La Corée du Nord a rapidement réagi, qualifiant ce constat d'« affabulation ». Elle a brandi la menace d'une « guerre généralisée », si de nouvelles sanctions lui étaient imposées.
La veille, le ministre sud-coréen des Affaires étrangères, Yu Myung-Hwan, avait déclaré qu'il existait suffisamment de preuves pour saisir le Conseil de sécurité de l'ONU.
Selon la presse sud-coréenne, les experts internationaux responsables de l'enquête, notamment des Américains et des Australiens, ont découvert un fragment de torpille portant un numéro de série inscrit à la manière nord-coréenne.
L'Union européenne et les États-Unis condamnent l'attaque
Les conclusions de l'enquête n'ont pas tardé à susciter l'indignation des capitales occidentales. L'Union européenne a condamné l'attaque comme « un acte odieux et profondément irresponsable. »
La Haute représentante de l'UE pour les Affaires étrangères Catherine Ashton a par ailleurs salué la retenue du gouvernement sud-coréen.
La Grande-Bretagne a dénoncé « le mépris flagrant de ses engagements internationaux » par la Corée du Nord.
« Cette attaque démontre une insensibilité totale pour la vie humaine et un mépris flagrant des devoirs internationaux », a déclaré le ministre britannique des Affaires étrangères, William Hague.

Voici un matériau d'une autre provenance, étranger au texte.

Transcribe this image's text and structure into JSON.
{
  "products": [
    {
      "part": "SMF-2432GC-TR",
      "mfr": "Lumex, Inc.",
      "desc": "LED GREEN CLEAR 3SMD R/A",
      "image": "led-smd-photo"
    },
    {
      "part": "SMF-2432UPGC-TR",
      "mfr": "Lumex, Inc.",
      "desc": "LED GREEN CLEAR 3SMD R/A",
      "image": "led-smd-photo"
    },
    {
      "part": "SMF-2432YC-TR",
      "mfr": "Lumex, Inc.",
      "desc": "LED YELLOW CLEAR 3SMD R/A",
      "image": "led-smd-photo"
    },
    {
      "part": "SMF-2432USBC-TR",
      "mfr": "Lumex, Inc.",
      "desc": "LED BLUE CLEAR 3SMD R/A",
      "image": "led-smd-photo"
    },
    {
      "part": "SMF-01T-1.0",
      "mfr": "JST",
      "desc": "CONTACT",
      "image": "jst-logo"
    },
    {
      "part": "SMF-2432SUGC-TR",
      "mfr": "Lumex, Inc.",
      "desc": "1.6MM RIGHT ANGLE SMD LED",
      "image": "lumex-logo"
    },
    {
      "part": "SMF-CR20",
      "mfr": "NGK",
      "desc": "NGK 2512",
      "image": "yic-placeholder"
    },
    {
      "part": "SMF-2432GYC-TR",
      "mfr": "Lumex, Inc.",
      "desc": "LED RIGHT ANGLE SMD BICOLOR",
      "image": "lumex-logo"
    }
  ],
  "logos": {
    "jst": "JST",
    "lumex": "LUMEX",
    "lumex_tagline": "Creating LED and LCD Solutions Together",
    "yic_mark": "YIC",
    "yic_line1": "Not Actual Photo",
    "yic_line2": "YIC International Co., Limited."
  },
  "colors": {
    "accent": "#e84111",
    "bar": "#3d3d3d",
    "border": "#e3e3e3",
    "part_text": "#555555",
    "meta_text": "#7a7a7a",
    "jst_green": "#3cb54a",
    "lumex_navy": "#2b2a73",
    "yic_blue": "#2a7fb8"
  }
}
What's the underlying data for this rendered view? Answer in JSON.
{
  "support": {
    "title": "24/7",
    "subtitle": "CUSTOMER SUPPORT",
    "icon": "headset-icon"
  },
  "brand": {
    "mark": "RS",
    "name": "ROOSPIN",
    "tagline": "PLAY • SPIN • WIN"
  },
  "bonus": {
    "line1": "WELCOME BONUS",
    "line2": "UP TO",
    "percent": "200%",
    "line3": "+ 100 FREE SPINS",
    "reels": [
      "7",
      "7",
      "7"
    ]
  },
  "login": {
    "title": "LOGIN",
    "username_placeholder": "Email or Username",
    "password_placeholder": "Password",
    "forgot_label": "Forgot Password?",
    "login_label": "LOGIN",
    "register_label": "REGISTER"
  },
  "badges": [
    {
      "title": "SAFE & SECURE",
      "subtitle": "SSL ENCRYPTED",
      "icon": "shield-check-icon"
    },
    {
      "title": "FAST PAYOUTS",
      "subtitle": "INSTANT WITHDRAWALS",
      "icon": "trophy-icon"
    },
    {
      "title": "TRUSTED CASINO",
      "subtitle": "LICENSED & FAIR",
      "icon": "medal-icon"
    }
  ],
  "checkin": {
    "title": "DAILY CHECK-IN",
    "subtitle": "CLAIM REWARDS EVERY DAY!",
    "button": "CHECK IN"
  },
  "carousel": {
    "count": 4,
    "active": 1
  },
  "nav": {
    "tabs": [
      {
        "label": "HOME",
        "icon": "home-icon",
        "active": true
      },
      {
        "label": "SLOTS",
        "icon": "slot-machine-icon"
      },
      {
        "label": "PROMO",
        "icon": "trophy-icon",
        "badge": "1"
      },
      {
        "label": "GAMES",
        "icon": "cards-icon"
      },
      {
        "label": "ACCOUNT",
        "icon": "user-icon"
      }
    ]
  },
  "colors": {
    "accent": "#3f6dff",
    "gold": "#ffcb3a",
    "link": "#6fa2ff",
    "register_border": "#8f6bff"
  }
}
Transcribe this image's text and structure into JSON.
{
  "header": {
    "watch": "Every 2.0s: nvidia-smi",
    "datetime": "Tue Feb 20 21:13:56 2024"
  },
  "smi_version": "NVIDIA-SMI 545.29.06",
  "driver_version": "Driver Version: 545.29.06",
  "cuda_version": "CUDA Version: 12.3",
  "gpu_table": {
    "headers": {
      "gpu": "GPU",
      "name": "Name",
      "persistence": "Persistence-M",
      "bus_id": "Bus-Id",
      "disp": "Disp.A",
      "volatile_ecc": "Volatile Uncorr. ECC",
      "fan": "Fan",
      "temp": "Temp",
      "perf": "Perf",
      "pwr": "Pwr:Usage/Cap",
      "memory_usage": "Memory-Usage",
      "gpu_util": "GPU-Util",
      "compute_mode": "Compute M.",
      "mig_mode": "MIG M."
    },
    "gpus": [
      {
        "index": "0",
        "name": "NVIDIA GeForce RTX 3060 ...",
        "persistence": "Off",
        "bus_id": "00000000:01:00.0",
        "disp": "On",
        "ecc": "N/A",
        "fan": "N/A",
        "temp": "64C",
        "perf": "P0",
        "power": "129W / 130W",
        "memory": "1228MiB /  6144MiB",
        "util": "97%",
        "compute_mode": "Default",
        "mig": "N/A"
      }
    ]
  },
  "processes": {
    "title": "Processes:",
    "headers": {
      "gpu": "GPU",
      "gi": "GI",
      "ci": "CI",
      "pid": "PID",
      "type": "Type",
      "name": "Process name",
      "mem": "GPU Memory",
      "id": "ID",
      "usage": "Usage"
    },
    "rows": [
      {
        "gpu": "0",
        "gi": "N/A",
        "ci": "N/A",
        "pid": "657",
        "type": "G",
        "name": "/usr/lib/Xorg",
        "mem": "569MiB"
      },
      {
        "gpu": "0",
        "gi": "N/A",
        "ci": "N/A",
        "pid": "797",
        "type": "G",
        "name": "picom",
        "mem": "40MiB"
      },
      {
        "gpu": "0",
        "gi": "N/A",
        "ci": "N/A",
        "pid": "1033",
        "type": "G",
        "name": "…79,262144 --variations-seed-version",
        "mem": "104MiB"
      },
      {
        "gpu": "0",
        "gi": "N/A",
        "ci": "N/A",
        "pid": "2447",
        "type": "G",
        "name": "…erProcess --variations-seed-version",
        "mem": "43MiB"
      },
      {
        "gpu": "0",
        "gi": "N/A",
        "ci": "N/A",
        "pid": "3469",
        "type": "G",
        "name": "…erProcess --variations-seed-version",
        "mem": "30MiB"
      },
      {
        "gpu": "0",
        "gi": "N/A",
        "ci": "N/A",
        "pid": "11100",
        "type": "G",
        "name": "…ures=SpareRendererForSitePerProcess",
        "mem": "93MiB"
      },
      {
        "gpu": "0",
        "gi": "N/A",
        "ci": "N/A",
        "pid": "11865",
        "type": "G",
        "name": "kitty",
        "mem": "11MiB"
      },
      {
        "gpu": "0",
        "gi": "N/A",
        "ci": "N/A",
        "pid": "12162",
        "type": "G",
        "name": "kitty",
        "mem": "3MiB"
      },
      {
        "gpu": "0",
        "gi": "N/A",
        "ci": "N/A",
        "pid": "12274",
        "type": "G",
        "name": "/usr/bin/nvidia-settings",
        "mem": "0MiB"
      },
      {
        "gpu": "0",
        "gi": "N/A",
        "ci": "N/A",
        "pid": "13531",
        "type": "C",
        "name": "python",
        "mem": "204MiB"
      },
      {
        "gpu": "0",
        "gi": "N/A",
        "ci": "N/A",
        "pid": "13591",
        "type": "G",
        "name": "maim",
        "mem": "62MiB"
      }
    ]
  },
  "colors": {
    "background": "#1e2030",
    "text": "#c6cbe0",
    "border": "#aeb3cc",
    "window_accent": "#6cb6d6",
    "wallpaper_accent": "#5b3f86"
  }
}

De leur côté, les États-Unis ont « fermement condamné » l'« agression » nord-coréenne, après la publication du rapport des enquêteurs, basé sur « un examen objectif et scientifique des preuves ».
Le département d'État américain avait laissé entendre, mercredi, que le naufrage du navire sud-coréen serait au coeur du voyage de Hillary Clinton dans la région, qui l'amènera, au cours des prochains jours, au Japon, en Chine et en Corée du Sud.
Les États-Unis ont joué un rôle très important dans l'enquête sur le naufrage, a souligné un porte-parole du département d'État, qui a en outre assuré que Mme Clinton aborderait la question à chacune des étapes de sa visite.
« Une des raisons pour lesquelles Mme Clinton se rend dans la région, avait-il dit, est d'établir et de mettre en place un ensemble de réponses » aux conclusions de l'enquête, qui n'avaient alors pas encore été rendues publiques.
Le Cheonan, un bâtiment de 1200 tonnes, a coulé le 26 mars dans une explosion au large de l'île de Baengnyeong, près de la frontière maritime avec la Corée du Nord.
Au lendemain de la catastrophe, la Corée du Sud et les États-Unis avaient indiqué qu'aucun indice n'incriminait la Corée du Nord.